Humane Borders (Fronteras Compasivas) is a Tucson-based organization that exists to provide lifesaving water to protect the fundamental human right to safe drinking water. The website states that Humane Borders operates a series of dozens of permitted water stations in the Sonoran Desert, along the Arizona/Mexico border wall and routes used by migrants making the perilous journey here on foot. Our primary mission is to save desperate people from death by dehydration and exposure, while also working to create a more just and humane border. Since 2000, 4,366 men, women, and children have died in Arizona while fleeing violence and poverty in their home countries. Many more individuals go missing and are never found.
I was asked by Kirk Astroth over the weekend if I’d like to go on a run this week (Tuesday) as he was short a volunteer. I know Kirk through the social connections made with the Sunday Sessions at Borderlands Brewing Company and he’s also the leader and guide for the Borderlands Adventure Club. He has been a volunteer with Humane Borders for over a dozen years. (He is also a registered archaeologist, mountain biker, and writer who fought fires for the US Forest Service and Bureau of Land Management for 8 years until a helicopter crash on a fire in the Uinta Mountains of Utah)
Also on Tuesday’s run was John Stark, former general manager of both KNAU in Flagstaff and KLCC in Eugene, Oregon, before retiring in Tucson. If that wasn’t good enough company, it happened that students and chaperones from a high school in Jefferson County, Colorado, were along for the run.
The caravan of three vehicles headed out to Three Points on highway 86, the Ajo Highway, and headed south on 286. The first stop was the Jackalope water barrel where Kirk explained the procedures of checking the water in the barrel for level, contaminates, and algae growth.
The flag at that barrel was so wind blown that the rods needed straightening out. After doing so, the group had its Iwo Jima moment.
The next stop was the Bishop Carcaño barrel which turned out had enough algae growth that it needed to be drained and switched out with a fresh barrel from the truck.
Shortly after filling the new barrel with fresh water from the truck, things took a strange turn. As the students were mostly in the buses someone noticed a guy in the bushes, partway down the wash, waving at us.

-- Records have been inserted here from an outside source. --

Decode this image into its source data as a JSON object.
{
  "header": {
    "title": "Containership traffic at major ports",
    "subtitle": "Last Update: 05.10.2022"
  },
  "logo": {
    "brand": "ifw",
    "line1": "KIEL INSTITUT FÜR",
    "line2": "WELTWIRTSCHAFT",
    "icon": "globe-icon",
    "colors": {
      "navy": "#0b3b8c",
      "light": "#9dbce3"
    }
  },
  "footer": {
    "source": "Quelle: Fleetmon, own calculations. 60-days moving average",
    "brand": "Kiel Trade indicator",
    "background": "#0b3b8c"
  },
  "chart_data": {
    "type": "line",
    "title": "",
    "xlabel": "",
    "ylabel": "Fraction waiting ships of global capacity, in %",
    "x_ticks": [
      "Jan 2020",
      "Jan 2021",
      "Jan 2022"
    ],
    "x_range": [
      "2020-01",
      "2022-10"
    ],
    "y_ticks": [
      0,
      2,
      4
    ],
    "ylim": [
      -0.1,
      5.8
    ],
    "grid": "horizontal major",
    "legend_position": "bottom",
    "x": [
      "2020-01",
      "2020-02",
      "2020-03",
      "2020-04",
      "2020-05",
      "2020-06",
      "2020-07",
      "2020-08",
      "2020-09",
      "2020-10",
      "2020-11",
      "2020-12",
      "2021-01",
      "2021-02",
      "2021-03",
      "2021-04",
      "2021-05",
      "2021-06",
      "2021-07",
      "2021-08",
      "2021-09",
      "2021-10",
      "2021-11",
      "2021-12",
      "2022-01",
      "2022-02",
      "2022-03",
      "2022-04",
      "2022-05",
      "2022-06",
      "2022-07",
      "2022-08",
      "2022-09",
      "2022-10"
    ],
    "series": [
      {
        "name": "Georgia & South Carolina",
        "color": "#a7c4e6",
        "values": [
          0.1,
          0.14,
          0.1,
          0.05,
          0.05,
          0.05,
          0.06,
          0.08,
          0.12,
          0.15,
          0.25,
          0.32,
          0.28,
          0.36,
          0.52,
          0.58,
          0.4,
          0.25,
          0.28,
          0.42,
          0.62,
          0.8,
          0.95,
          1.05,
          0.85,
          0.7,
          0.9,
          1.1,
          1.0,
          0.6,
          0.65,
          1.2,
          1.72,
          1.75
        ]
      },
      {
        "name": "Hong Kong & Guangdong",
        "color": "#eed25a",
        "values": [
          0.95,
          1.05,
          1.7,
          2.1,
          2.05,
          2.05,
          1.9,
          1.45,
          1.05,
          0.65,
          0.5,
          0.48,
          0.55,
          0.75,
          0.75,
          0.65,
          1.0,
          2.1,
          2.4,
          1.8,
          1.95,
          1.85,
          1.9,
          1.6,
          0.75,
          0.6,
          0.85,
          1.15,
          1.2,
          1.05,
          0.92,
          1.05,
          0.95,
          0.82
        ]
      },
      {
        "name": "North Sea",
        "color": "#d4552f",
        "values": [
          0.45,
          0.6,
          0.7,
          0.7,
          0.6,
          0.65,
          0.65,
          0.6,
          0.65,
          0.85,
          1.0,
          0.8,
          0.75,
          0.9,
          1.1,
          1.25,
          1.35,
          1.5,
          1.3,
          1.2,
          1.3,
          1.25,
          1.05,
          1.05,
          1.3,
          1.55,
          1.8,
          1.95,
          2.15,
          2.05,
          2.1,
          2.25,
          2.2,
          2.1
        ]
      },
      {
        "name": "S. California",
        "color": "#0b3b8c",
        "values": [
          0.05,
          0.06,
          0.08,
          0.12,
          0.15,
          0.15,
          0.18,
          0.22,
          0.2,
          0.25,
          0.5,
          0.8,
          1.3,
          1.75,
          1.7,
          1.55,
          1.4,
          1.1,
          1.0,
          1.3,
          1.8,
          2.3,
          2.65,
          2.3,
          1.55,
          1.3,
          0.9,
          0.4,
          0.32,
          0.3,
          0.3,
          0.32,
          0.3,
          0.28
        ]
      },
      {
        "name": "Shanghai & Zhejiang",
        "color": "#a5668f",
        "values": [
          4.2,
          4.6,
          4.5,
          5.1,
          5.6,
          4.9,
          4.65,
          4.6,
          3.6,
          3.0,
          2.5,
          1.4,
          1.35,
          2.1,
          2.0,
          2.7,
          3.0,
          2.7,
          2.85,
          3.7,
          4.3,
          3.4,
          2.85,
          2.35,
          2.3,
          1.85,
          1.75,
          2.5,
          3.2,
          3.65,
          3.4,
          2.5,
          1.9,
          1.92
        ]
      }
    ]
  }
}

At first, thinking he was a desperate thirsty and hungry migrant, we gave him water bottles and bags of food items. Then Nora, one of the chaperones and also a linguist, voiced her concern that something was way off with his mix of dialogues with no discernible accents.
In Kirk’s words: Today we had the weirdest experience I have ever had volunteering with Humane Borders. A vigilante, posing as a hurt and desperate migrant from Kazakhstan, hid in the brush below a water station we were servicing. He feigned hunger and thirst, drinking profusely from our water barrel. But it didn’t add up. We tried to leave but he blocked the bus carrying 15 students from a school in Denver. He was trying to film us but we left. He came back and started draining our barrel We sent the high school students and their teachers back to Tucson and we went back and found his vehicle parked about 1/4 mile away. It was full of camo gear, crutches, and the clothes he had changed out of to pose as a migrant. By this time, he emerged from the brush without his disguise and started running toward us with is camera phone. We left before he could reach us, but reported his vandalism to the Pima County sheriff department. The photos of his vehicle and license plate was key. He has a record. These are the lengths to which crazy vigilantes are going to try and ensnare humanitarians.
His van, just up the road, had Massachusetts plates and, as Kirk said above, the sheriff department already knew about the guy. As he was striding up the wash walking normally and dressed in ‘civilian’ clothes, he was filming himself and us while yelling something unintelligible…that’s when we took off.
Some guy from the New England area coming down to the Arizona border to sabotage water barrels…think it has anything to do with *rump, Faux News, Rush Limbaugh, Sean Hannity, Ronald Reagan, right-wing media, etc? You be the judge.
After our hearts stopped racing, the three of us continued on to check two more barrels and have a lunch at La Gitana in Arivaca. More on visiting the Arivaca Humanitarian Aid Office later…
And now…
Good on you, Gary!
Some years back I was out with the Samaritans and we headed towards a water stop. There sat 2 pick ups with vigilantes sitting on lawn chairs swilling beers and with rifles next to them. Out in the middle of the frickin’ desert waiting for thirsty and scared people to show up. You can’t make this shit up!